Dün Barış’a dönük saldırıya büyük bir halk tepkisi ortaya çıkınca,  akşam bir açıklama yaptılar. İşte o piyonu feda ettiler, dediler ki “biz piyano feda ediyoruz” bakın buradan açık söylüyorum piyon fedası ile kurtulamazsınız.  Önce Keli, sonra şahı, oradan indireceğiz öyle piyon fedası ile falan olmaz bu iş.” dedi.

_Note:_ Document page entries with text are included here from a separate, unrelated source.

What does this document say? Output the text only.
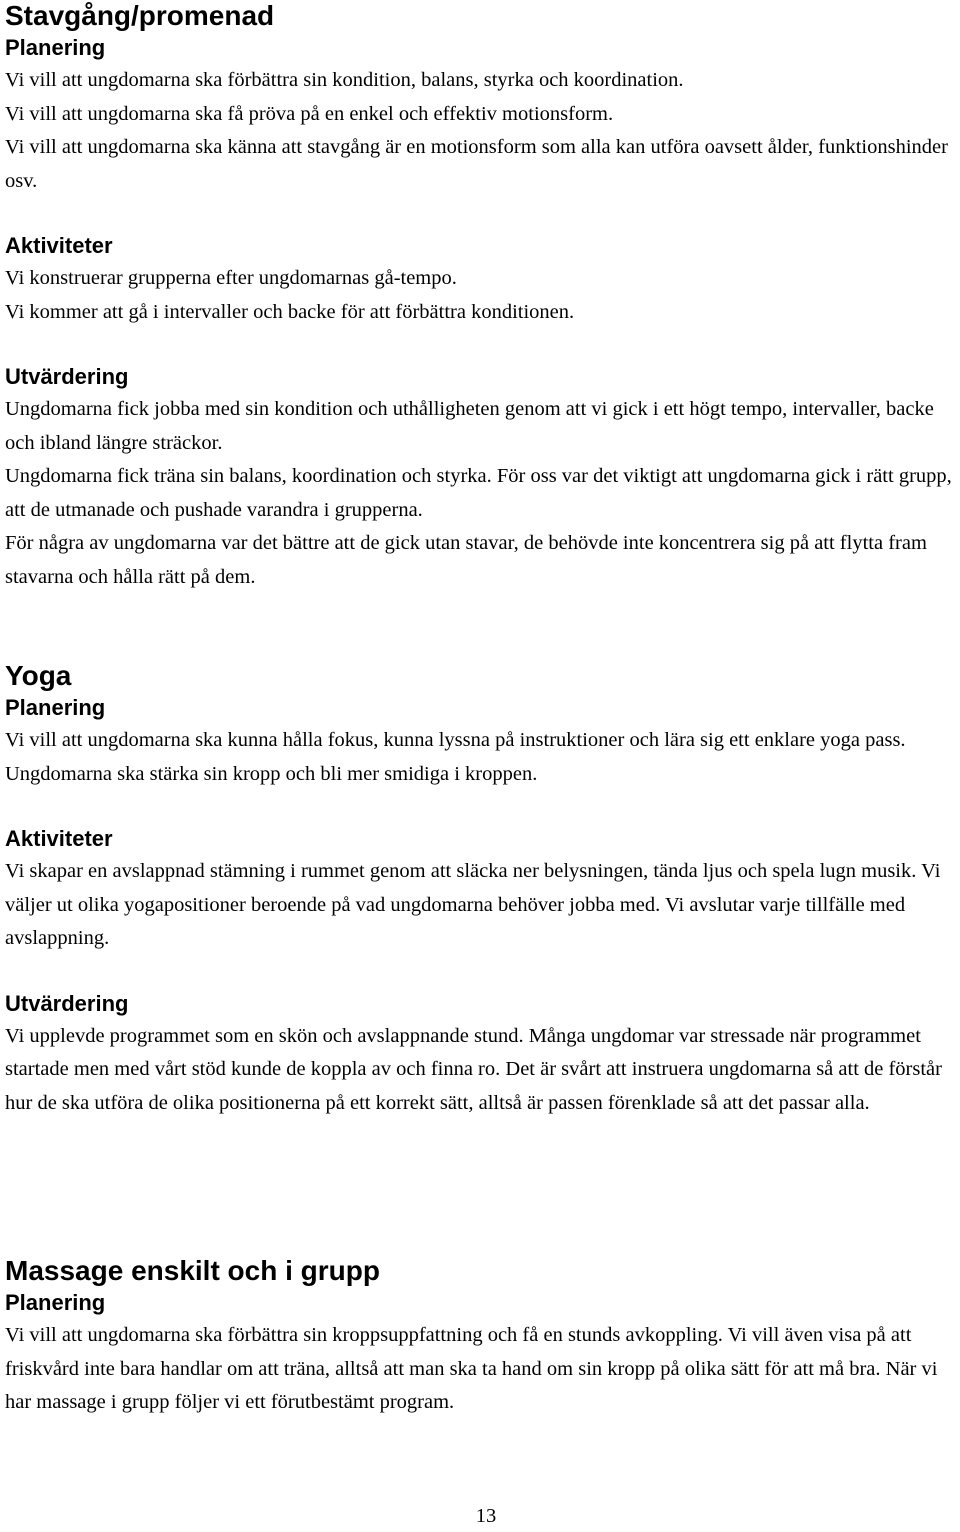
Stavgång/promenad
Planering

Vi vill att ungdomarna ska förbättra sin kondition, balans, styrka och koordination.

Vi vill att ungdomarna ska få pröva på en enkel och effektiv motionsform.

Vi vill att ungdomarna ska känna att stavgång är en motionsform som alla kan utföra oavsett ålder, funktionshinder osv.

Aktiviteter

Vi konstruerar grupperna efter ungdomarnas gå-tempo.

Vi kommer att gå i intervaller och backe för att förbättra konditionen.

Utvärdering

Ungdomarna fick jobba med sin kondition och uthålligheten genom att vi gick i ett högt tempo, intervaller, backe och ibland längre sträckor.

Ungdomarna fick träna sin balans, koordination och styrka. För oss var det viktigt att ungdomarna gick i rätt grupp, att de utmanade och pushade varandra i grupperna.

För några av ungdomarna var det bättre att de gick utan stavar, de behövde inte koncentrera sig på att flytta fram stavarna och hålla rätt på dem.

Yoga
Planering

Vi vill att ungdomarna ska kunna hålla fokus, kunna lyssna på instruktioner och lära sig ett enklare yoga pass.

Ungdomarna ska stärka sin kropp och bli mer smidiga i kroppen.

Aktiviteter

Vi skapar en avslappnad stämning i rummet genom att släcka ner belysningen, tända ljus och spela lugn musik. Vi väljer ut olika yogapositioner beroende på vad ungdomarna behöver jobba med. Vi avslutar varje tillfälle med avslappning.

Utvärdering

Vi upplevde programmet som en skön och avslappnande stund. Många ungdomar var stressade när programmet startade men med vårt stöd kunde de koppla av och finna ro. Det är svårt att instruera ungdomarna så att de förstår hur de ska utföra de olika positionerna på ett korrekt sätt, alltså är passen förenklade så att det passar alla.

Massage enskilt och i grupp
Planering

Vi vill att ungdomarna ska förbättra sin kroppsuppfattning och få en stunds avkoppling. Vi vill även visa på att friskvård inte bara handlar om att träna, alltså att man ska ta hand om sin kropp på olika sätt för att må bra. När vi har massage i grupp följer vi ett förutbestämt program.

13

TİP Genel Başkanı, Erkan Baş şöyle konuştu “Halkımıza, dostlarımıza teşekkür ederiz. Bu ülke halkları teslim olmuyor, zorlarına gider bu. Biz bu tarz saldırılarla ilk defa karşılaşmıyoruz. Ey Süleyman Soylu senin ağababan Mehmet Ağarları tanıyoruz. Kararlılığımızı büyütüyorlar. Canlarını acıtıyoruz. Canlarını acıtacağız. Onların bildiği ‘siyasetçilerden değiliz biz devrimciyiz. Biz halkımızın bize verdiği görevin farkındayız. Ankara’daki koltuklarda oturmak için değil Süleyman Soylu’dan hesap soralım diye gönderdi bizi halk. Halkın bize verdiği görevden adım Süleyman Soylu bugün bizden daha fazla korksun. Biz siyaseti onlar gibi yapmıyoruz. Elinizde geleni yapın, biz daha fazla bileyleniyoruz. Bu iktidarı yıkmak konusunda eminiz. Biz sizi iktidar koltuğundan indireceğiz. Kaybettiklerinin, yok olmaya sürüklendiklerinin farkındalar, bizi susturmaya çalışıyorlar.”